The number of foreign investment groups active in the Australian commercial property market hit a record 87 in 2016, up from a mere 7 recorded in 2006, according to analysis from global property consultancy JLL.
The data shows that investors from US, Singapore and China dominated the country’s major commercial sales in 2016, accounting for 40 percent, 23 percent and 16 percent respectively.
Just last week Shanghai United Real Estate, a mainland private equity firm set up by a group of ten Chinese property investors and developers, agreed to acquire the InterContinental Double Bay hotel in Sydney from the Singaporean real estate firm Royal Group for around A$140 million ($104.3 million; €93.3 million).

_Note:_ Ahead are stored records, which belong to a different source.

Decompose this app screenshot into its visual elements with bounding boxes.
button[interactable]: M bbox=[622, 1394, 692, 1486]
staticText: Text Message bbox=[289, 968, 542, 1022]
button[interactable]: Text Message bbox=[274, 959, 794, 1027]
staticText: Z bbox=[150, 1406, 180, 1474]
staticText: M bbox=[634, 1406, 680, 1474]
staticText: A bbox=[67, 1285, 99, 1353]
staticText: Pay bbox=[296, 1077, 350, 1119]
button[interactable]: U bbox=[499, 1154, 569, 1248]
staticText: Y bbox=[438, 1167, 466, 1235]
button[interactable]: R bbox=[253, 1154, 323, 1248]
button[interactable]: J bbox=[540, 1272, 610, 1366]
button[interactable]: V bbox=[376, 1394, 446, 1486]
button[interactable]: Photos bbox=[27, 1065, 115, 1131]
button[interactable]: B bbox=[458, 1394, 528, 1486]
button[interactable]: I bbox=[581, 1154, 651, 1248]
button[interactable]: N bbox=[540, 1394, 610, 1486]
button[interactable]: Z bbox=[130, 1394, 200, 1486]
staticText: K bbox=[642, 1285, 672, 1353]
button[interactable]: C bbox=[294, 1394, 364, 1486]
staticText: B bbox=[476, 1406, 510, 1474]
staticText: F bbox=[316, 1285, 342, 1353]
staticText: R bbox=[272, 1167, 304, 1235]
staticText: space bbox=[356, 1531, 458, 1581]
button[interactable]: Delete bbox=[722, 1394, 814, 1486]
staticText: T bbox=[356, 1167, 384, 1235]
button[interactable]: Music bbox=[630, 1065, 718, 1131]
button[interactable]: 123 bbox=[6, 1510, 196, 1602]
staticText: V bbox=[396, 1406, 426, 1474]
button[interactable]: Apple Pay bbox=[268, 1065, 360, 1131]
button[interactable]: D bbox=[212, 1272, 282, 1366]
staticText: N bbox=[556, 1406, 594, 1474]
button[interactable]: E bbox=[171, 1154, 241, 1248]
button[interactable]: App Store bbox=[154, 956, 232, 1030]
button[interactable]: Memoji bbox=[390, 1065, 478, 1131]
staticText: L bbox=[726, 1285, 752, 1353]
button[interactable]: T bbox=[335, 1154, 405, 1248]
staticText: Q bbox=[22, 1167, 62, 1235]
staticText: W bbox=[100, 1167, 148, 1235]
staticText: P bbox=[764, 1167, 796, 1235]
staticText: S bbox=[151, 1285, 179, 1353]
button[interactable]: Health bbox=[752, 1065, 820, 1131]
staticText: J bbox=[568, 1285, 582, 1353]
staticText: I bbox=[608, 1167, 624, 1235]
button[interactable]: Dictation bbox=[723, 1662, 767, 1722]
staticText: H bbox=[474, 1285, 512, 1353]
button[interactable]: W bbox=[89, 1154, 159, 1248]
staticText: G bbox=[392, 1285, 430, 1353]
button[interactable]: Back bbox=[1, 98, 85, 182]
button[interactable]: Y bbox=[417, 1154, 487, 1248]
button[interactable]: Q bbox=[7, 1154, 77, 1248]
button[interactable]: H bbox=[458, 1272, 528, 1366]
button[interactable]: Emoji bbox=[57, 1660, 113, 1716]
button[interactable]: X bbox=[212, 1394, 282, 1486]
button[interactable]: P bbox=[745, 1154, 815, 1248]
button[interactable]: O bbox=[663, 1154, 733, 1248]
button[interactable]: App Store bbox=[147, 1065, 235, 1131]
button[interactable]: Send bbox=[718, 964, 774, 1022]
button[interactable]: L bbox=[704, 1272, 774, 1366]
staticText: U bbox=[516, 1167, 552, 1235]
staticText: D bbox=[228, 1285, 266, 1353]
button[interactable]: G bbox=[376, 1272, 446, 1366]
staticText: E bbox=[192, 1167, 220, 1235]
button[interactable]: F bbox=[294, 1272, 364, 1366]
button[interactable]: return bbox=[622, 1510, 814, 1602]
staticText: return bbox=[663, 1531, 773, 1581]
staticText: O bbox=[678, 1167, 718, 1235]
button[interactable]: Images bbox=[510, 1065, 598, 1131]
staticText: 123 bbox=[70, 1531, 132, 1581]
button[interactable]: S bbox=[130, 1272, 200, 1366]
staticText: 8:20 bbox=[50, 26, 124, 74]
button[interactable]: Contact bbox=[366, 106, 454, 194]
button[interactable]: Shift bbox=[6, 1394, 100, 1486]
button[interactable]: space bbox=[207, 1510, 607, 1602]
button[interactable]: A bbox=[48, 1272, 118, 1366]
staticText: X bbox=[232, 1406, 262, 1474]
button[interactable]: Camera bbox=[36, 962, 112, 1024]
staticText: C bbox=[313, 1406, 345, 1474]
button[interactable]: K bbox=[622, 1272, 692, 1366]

Overseas investors have acquired A$26.6 billion of Australian commercial property on a net basis over the last 10 years with office as the most popular asset class.
“The proportion of office acquisitions by offshore capital sources has steadily increased post the financial crisis in 2007 and reached an all-time high of 52 percent in 2015 before easing back to A$5.8 billion or 42 percent in 2016,” said Simon Storry, head of international investments for JLL in Australia, on the firm’s website.
Australia’s major markets, Sydney and Melbourne, have been dubbed high growth by JLL, while Brisbane and Perth are offering counter-cyclical opportunities.
In April, Savills Investment Management, the real estate investment management business of the London-listed property services firm Savills, completed its first Australian acquisitions of close to A$90 million in Perth and Brisbane.